Слоник Нелли чемодан собрала
И сказала цирку: «Пока-пока».
Они поют вместе, и Вики жирафом отбивает ритм у него на голове.
К тому моменту, когда они возвращаются домой, от жары и жирафьих ударов у него раскалывается голова, а бок сводит судорогой. Вики же, напротив, полна энергии. Она не хочет ни спать, ни слушать книжку, ни играть ни в одну из спокойных игр, что приходят ему на ум, поэтому он снова включает ей детскую передачу, и она принимается скакать на диване, как попрыгунчик. Через проем в стене ему видно, что она делает, а это значит, что он может отойти от нее достаточно далеко, чтобы пройти через всю кухню, поставить воду и начать готовить ей чай. Но он не может подняться наверх, откуда план урока зовет его теперь еще громче. Стоит ему хоть на секунду потерять ее из виду, когда он тянется за банкой фасоли для тоста или наклоняется к мусорному ведру, чтобы выкинуть чайный пакетик, перед глазами тут же вспыхивают тревожные картинки, хотя по правде он всегда одергивает себя в самом начале зловещего видения, в котором Вики ранится о какой-нибудь твердый угол. Сама мысль и без того достаточно ужасна, чтобы представлять ее у себя в голове.
– Лапочка, осторожнее там, – кричит от в проем.
– Слоник Нелли… – поет Вики, не обращая на него внимания, в целости и сохранности.
Устав от скакания на диване, она спокойно дает усадить себя за кухонный стол и принимается ковырять ложкой маленькие квадратики хлеба и оранжевые бобы. Сейчас около половины шестого. Жара немного спадает. Порыв ветра сотрясает окно над раковиной, на медном небе показываются облака. Дождь был бы кстати. Он сидит напротив и нянчит свою кружку. Она сидит на месте, которое принадлежало Стиву, когда в этом доме исполняли первую версию семьи. Новые шторы, новая посудомойка, но многие другие вещи в этой комнате остались прежними, словно ждали, когда ими снова воспользуются. Но все ведь уже не как прежде. В первый раз, кажется, что это время никогда не закончится, но, когда спустя поколение все повторяется, ты уже знаешь, что маленькость маленьких людей неумолимо проходит; что дом – это просто выдумка, которая живет лишь какое-то время. Тебя не спасет ни старый телефон, ни кремовая краска вокруг чердачной двери; не тогда, когда ты собираешься разорвать привычное полотно своей жизни и начать заново. Не тогда, когда Сандра – упаси боже – возможно, собирается сообщить ему, что… Заткнись-заткнись-заткнись.

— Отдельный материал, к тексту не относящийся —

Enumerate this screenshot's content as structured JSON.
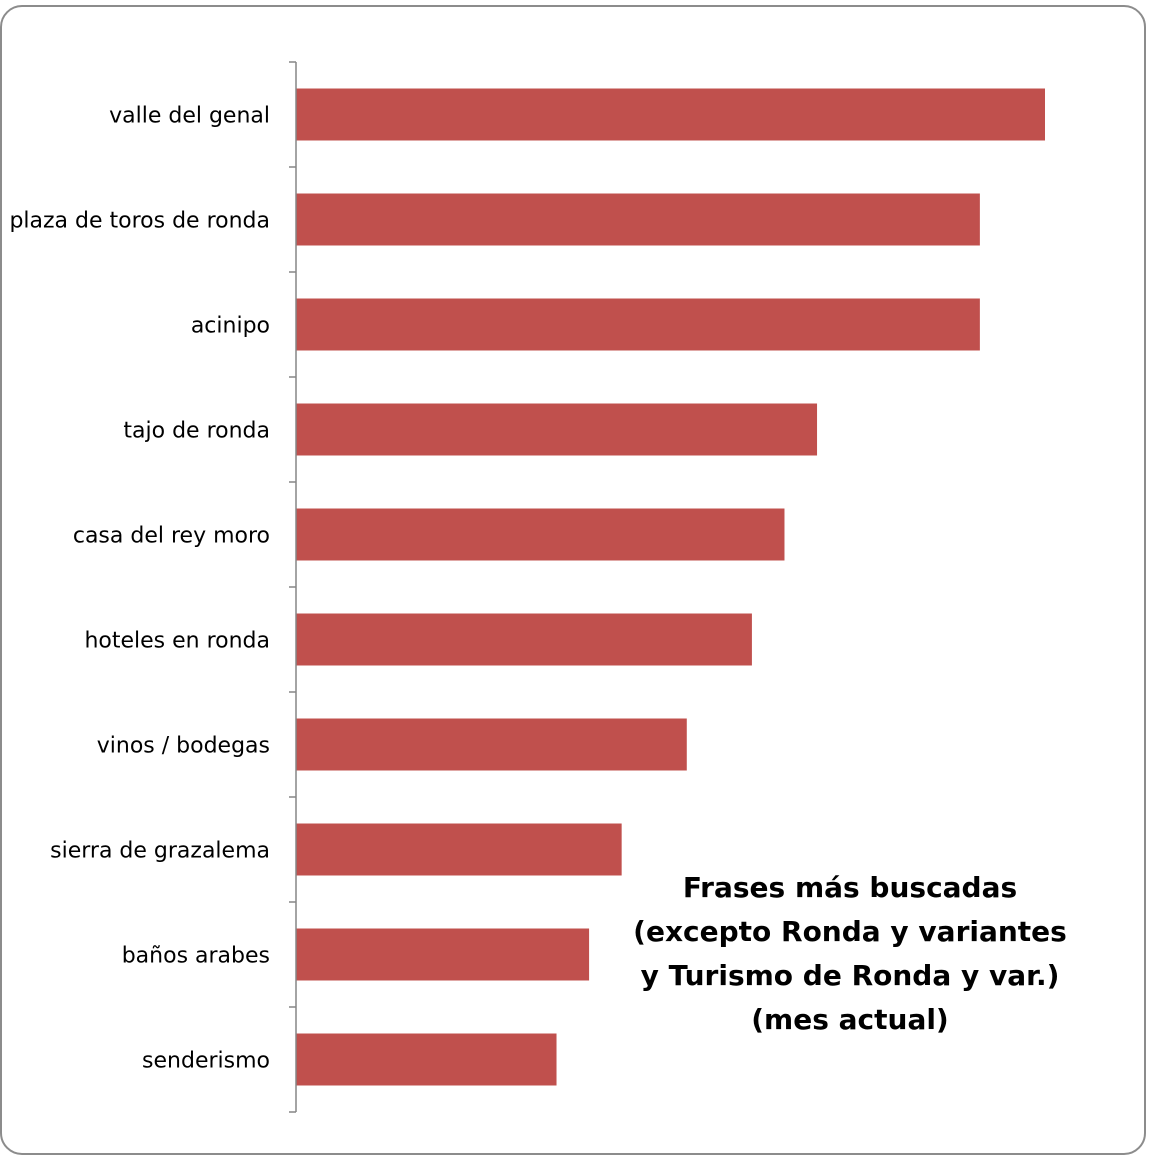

– Ну так как насчет книжки? – спрашивает он, когда Вики заканчивает с едой и уже сидит чистая.
– Хорошо, деда, – говорит она так, словно по доброте душевной делает ему большое одолжение.
Может, оно и так. Дед и его книги. Никого в семье к ним больше не тянет. Он может завлечь Вики в библиотеку не больше, чем когда-то мог заинтересовать ею Гэри и Стива. Но она уютно устраивается у него на коленях.
– У мистера Магнолии один всего сапожок, – читает он ей. – Сестрички его играют на флейте, а сам он дует в рожок.
– У меня есть сапожки, – восклицает Вики.
– Есть. А какого они цвета?
– Желтые!
– Желтые. Но у бедного мистера Магнолии нет сапожек, вон, посмотри, пальцы торчат.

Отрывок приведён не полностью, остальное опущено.